J’avais passé, à ma droite, devant le collège d’Inville, à ma gauche, devant le couvent des Cordeliers, actuellement Musée Dupuytren… J’entrai, allant au hasard du reste, dans la rue Hautefeuille.

(C’est dans cette rue, on le sait, que demeurait la célèbre empoisonneuse Montvoisin, dite la Voisin. )

À côté de masures de lugubre apparence, quelques habitations avaient leurs pignons pittoresquement sculptés, peints, voire dorés Mais la voie continuait d’être d’une horrible saleté, surtout entre l’église Saint-André-des-Arts et la rue Poupée, par laquelle je regagnai la rue de la Harpe…

Et quelques pas plus loin, – à part le couvent des Sœurs de la Charité, qui m’était inconnu naturellement, – je crus me retrouver un peu dans mon Paris moderne aux alentours de la rue et de l’église Saint-Séverin, pourtant bien mieux située et avoisinée en ce temps lointain, ainsi que des rues voisines, de la petite église Saint-Julien-le-Pauvre, etc. J’excepte cependant la rue du Petit-Pont, à l’extrémité de laquelle j’apercevais en passant le Petit-Châtelet. Mais, à partir de ce pont, la scène changea ; notamment après que j’eus dépassé le Puits de la rue d’Amboise et de la place Maubert.

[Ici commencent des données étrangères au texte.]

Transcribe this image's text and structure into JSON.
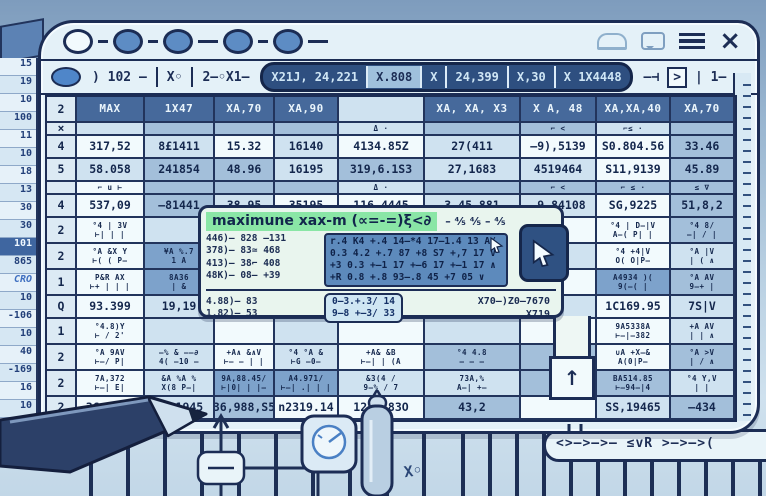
{
  "colors": {
    "accent_green": "#8ae6a6",
    "header_blue": "#46699b",
    "navy": "#1c2d55",
    "window_bg": "#e4f1f8",
    "blue_block": "#5d8abc",
    "highlight_cell": "#7da2cb",
    "dot_blue": "#5d8cc4"
  },
  "titlebar": {
    "close_glyph": "×",
    "icon_names": [
      "cloud-icon",
      "chat-bubble-icon",
      "menu-icon",
      "close-icon"
    ]
  },
  "formula_bar": {
    "left_items": [
      ") 102 –",
      "X◦",
      "2–◦X1–"
    ],
    "pill_segments": [
      {
        "t": "X21J, 24,221",
        "style": "dark"
      },
      {
        "t": "X.808",
        "style": "light"
      },
      {
        "t": "X",
        "style": "dark"
      },
      {
        "t": "24,399",
        "style": "dark"
      },
      {
        "t": "X,30",
        "style": "dark"
      },
      {
        "t": "X 1X4448",
        "style": "dark"
      }
    ],
    "right_items": [
      "–⊣",
      ">",
      "| 1–"
    ]
  },
  "backdrop": {
    "row_numbers": [
      {
        "t": "15"
      },
      {
        "t": "19"
      },
      {
        "t": "10"
      },
      {
        "t": "100"
      },
      {
        "t": "11"
      },
      {
        "t": "10"
      },
      {
        "t": "18"
      },
      {
        "t": "13"
      },
      {
        "t": "30"
      },
      {
        "t": "30"
      },
      {
        "t": "101",
        "hl": true
      },
      {
        "t": "865"
      },
      {
        "t": "CRO",
        "accent": true
      },
      {
        "t": "10"
      },
      {
        "t": "-106"
      },
      {
        "t": "10"
      },
      {
        "t": "40"
      },
      {
        "t": "-169"
      },
      {
        "t": "16"
      },
      {
        "t": "10"
      },
      {
        "t": "70"
      },
      {
        "t": "18"
      }
    ]
  },
  "grid": {
    "gutter_header": "2",
    "headers": [
      {
        "t": "MAX"
      },
      {
        "t": "1X47"
      },
      {
        "t": "XA,70"
      },
      {
        "t": "XA,90"
      },
      {
        "t": ""
      },
      {
        "t": "XA, XA, X3"
      },
      {
        "t": "X A, 48"
      },
      {
        "t": "XA,XA,40"
      },
      {
        "t": "XA,70"
      }
    ],
    "rows": [
      {
        "kind": "thin",
        "g": "×",
        "cells": [
          {
            "t": "",
            "s": 1
          },
          {
            "t": "",
            "s": 2
          },
          {
            "t": "",
            "s": 2
          },
          {
            "t": "",
            "s": 2
          },
          {
            "t": "Δ ·",
            "s": 1
          },
          {
            "t": "",
            "s": 2
          },
          {
            "t": "⌐ <",
            "s": 2
          },
          {
            "t": "⌐≤ ·",
            "s": 1
          },
          {
            "t": "",
            "s": 2
          }
        ]
      },
      {
        "kind": "num",
        "g": "4",
        "cells": [
          {
            "t": "317,52",
            "s": 0
          },
          {
            "t": "8£1411",
            "s": 1
          },
          {
            "t": "15.32",
            "s": 0
          },
          {
            "t": "16140",
            "s": 1
          },
          {
            "t": "4134.85Z",
            "s": 0
          },
          {
            "t": "27(411",
            "s": 1
          },
          {
            "t": "–9),5139",
            "s": 0
          },
          {
            "t": "S0.804.56",
            "s": 0
          },
          {
            "t": "33.46",
            "s": 2
          }
        ]
      },
      {
        "kind": "num",
        "g": "5",
        "cells": [
          {
            "t": "58.058",
            "s": 1
          },
          {
            "t": "241854",
            "s": 2
          },
          {
            "t": "48.96",
            "s": 2
          },
          {
            "t": "16195",
            "s": 1
          },
          {
            "t": "319,6.1S3",
            "s": 2
          },
          {
            "t": "27,1683",
            "s": 1
          },
          {
            "t": "4519464",
            "s": 1
          },
          {
            "t": "S11,9139",
            "s": 0
          },
          {
            "t": "45.89",
            "s": 2
          }
        ]
      },
      {
        "kind": "thin",
        "g": "",
        "cells": [
          {
            "t": "⌐ u ⊢",
            "s": 0
          },
          {
            "t": "",
            "s": 2
          },
          {
            "t": "",
            "s": 2
          },
          {
            "t": "",
            "s": 2
          },
          {
            "t": "Δ ·",
            "s": 1
          },
          {
            "t": "",
            "s": 2
          },
          {
            "t": "⌐ <",
            "s": 2
          },
          {
            "t": "⌐ ≤ ·",
            "s": 2
          },
          {
            "t": "≤ ∇",
            "s": 2
          }
        ]
      },
      {
        "kind": "num",
        "g": "4",
        "cells": [
          {
            "t": "537,09",
            "s": 0
          },
          {
            "t": "–81441",
            "s": 2
          },
          {
            "t": "38.95",
            "s": 1
          },
          {
            "t": "35195",
            "s": 0
          },
          {
            "t": "116.4445",
            "s": 0
          },
          {
            "t": "3.45.881",
            "s": 1
          },
          {
            "t": "–9.84108",
            "s": 1
          },
          {
            "t": "SG,9225",
            "s": 0
          },
          {
            "t": "51,8,2",
            "s": 2
          }
        ]
      },
      {
        "kind": "sym",
        "g": "2",
        "cells": [
          {
            "t": "°4 | 3V\n⊢| | |",
            "s": 0
          },
          {
            "t": "",
            "s": 1
          },
          {
            "t": "",
            "s": 0
          },
          {
            "t": "",
            "s": 1
          },
          {
            "t": "",
            "s": 0
          },
          {
            "t": "",
            "s": 1
          },
          {
            "t": "",
            "s": 0
          },
          {
            "t": "°4 | D–|V\nA–( P| |",
            "s": 0
          },
          {
            "t": "°4 8/\n—| / |",
            "s": 2
          }
        ]
      },
      {
        "kind": "sym",
        "g": "2",
        "cells": [
          {
            "t": "°A &X Y\n⊢( ( P–",
            "s": 0
          },
          {
            "t": "¥A %.7\n1 A",
            "s": 4
          },
          {
            "t": "",
            "s": 1
          },
          {
            "t": "",
            "s": 0
          },
          {
            "t": "",
            "s": 1
          },
          {
            "t": "",
            "s": 0
          },
          {
            "t": "",
            "s": 1
          },
          {
            "t": "°4 +4|V\nO( O|P–",
            "s": 0
          },
          {
            "t": "°A |V\n| ( ∧",
            "s": 1
          }
        ]
      },
      {
        "kind": "sym",
        "g": "1",
        "cells": [
          {
            "t": "P&R AX\n⊢+ | | |",
            "s": 0
          },
          {
            "t": "8A36\n| &",
            "s": 4
          },
          {
            "t": "",
            "s": 0
          },
          {
            "t": "",
            "s": 1
          },
          {
            "t": "",
            "s": 0
          },
          {
            "t": "",
            "s": 1
          },
          {
            "t": "",
            "s": 0
          },
          {
            "t": "A4934 )(\n9(—( |",
            "s": 4
          },
          {
            "t": "°A AV\n9—+ |",
            "s": 2
          }
        ]
      },
      {
        "kind": "num",
        "g": "Q",
        "cells": [
          {
            "t": "93.399",
            "s": 0
          },
          {
            "t": "19,19",
            "s": 1
          },
          {
            "t": "",
            "s": 1
          },
          {
            "t": "",
            "s": 0
          },
          {
            "t": "",
            "s": 1
          },
          {
            "t": "",
            "s": 0
          },
          {
            "t": "",
            "s": 1
          },
          {
            "t": "1C169.95",
            "s": 0
          },
          {
            "t": "7S|V",
            "s": 1
          }
        ]
      },
      {
        "kind": "sym",
        "g": "1",
        "cells": [
          {
            "t": "°4.8)Y\n⊢ / 2'",
            "s": 0
          },
          {
            "t": "",
            "s": 1
          },
          {
            "t": "",
            "s": 0
          },
          {
            "t": "",
            "s": 1
          },
          {
            "t": "",
            "s": 0
          },
          {
            "t": "",
            "s": 1
          },
          {
            "t": "",
            "s": 0
          },
          {
            "t": "9A5338A\n⊢—|–382",
            "s": 0
          },
          {
            "t": "+A AV\n| | ∧",
            "s": 1
          }
        ]
      },
      {
        "kind": "sym",
        "g": "2",
        "cells": [
          {
            "t": "°A 9AV\n⊢—/ P|",
            "s": 0
          },
          {
            "t": "–% & ––∂\n4( –10 –",
            "s": 1
          },
          {
            "t": "+A∧ &∧V\n⊢— – | |",
            "s": 0
          },
          {
            "t": "°4 °A &\n⊢G –0–",
            "s": 1
          },
          {
            "t": "+A& &B\n⊢—| | (A",
            "s": 0
          },
          {
            "t": "°4 4.8\n– – –",
            "s": 2
          },
          {
            "t": "%9\nA2",
            "s": 2
          },
          {
            "t": "∪A +X–&\nA(0|P—",
            "s": 0
          },
          {
            "t": "°A >V\n| / ∧",
            "s": 2
          }
        ]
      },
      {
        "kind": "sym",
        "g": "2",
        "cells": [
          {
            "t": "7A,372\n⊢—| E|",
            "s": 0
          },
          {
            "t": "&A %A %\nX(8 P–|",
            "s": 1
          },
          {
            "t": "9A,88.45/\n⊢|0| | |–",
            "s": 4
          },
          {
            "t": "A4.971/\n⊢—| .| | |",
            "s": 4
          },
          {
            "t": "&3(4 /\n9–% / 7",
            "s": 1
          },
          {
            "t": "73A,%\nA–| +–",
            "s": 1
          },
          {
            "t": ")S8\nX–",
            "s": 2
          },
          {
            "t": "BA514.85\n⊢—94–|4",
            "s": 2
          },
          {
            "t": "°4 Y,V\n| |",
            "s": 1
          }
        ]
      },
      {
        "kind": "num",
        "g": "2",
        "cells": [
          {
            "t": "36,9122",
            "s": 0
          },
          {
            "t": "1,91945",
            "s": 1
          },
          {
            "t": "36,988,S5",
            "s": 2
          },
          {
            "t": "n2319.14",
            "s": 0
          },
          {
            "t": "1243.83O",
            "s": 0
          },
          {
            "t": "43,2",
            "s": 2
          },
          {
            "t": "",
            "s": 0
          },
          {
            "t": "SS,19465",
            "s": 1
          },
          {
            "t": "–434",
            "s": 2
          }
        ]
      }
    ]
  },
  "tooltip": {
    "title": "maximune xax-m (∝=-=)ξ<∂",
    "title_tail": "– ⅘ ⅘ – ⅘",
    "left_lines": [
      "446)– 828 –131",
      "378)– 83≃ 468",
      "413)– 38⌐ 408",
      "48K)– 08– +39"
    ],
    "blue_lines": [
      "r.4 K4 +.4 14–*4 17–1.4 13 A/",
      "0.3 4.2 +.7 87 +8 S7 +,7 17 V",
      "+3 0.3 +–1 17 +–6 17 +–1 17 ∧",
      "+R 0.8 +.8 93–.8 45 +7 05 ∨"
    ],
    "bottom_left_lines": [
      "4.88)– 83",
      "1.82)– 53"
    ],
    "boxed_lines": [
      "0–3.+.3/ 14",
      "9–8 +–3/ 33"
    ],
    "right_lines": [
      "X70–)Z0–7670",
      "X719"
    ]
  },
  "callout": {
    "tail_arrow": "↑"
  },
  "scene": {
    "arrow_strip": "<>—>—>— ≤vR >—>—>(",
    "xo_label": "X◦",
    "icon_names": [
      "pencil-icon",
      "minus-node-icon",
      "gauge-icon",
      "marker-pen-icon"
    ]
  }
}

Ce fut bien autre chose encore à l’extrémité de la longue rue Saint-Victor. De là, je voyais la campagne se dérouler à perte de vue et plusieurs moulins tourner au vent ; – devant moi, la belle abbaye Saint-Victor, (1) – avec ses vastes jardins et son église aux deux flèches, dont l’une, celle de l’entrée, surmontant une tour carrée, rappelant vaguement les clochers de Saint-Germain-des-Prés ou de Saint-Séverin, – se montrait toute rayonnante au soleil couchant, tandis que de gros nuages noirs montaient au Sud-Est.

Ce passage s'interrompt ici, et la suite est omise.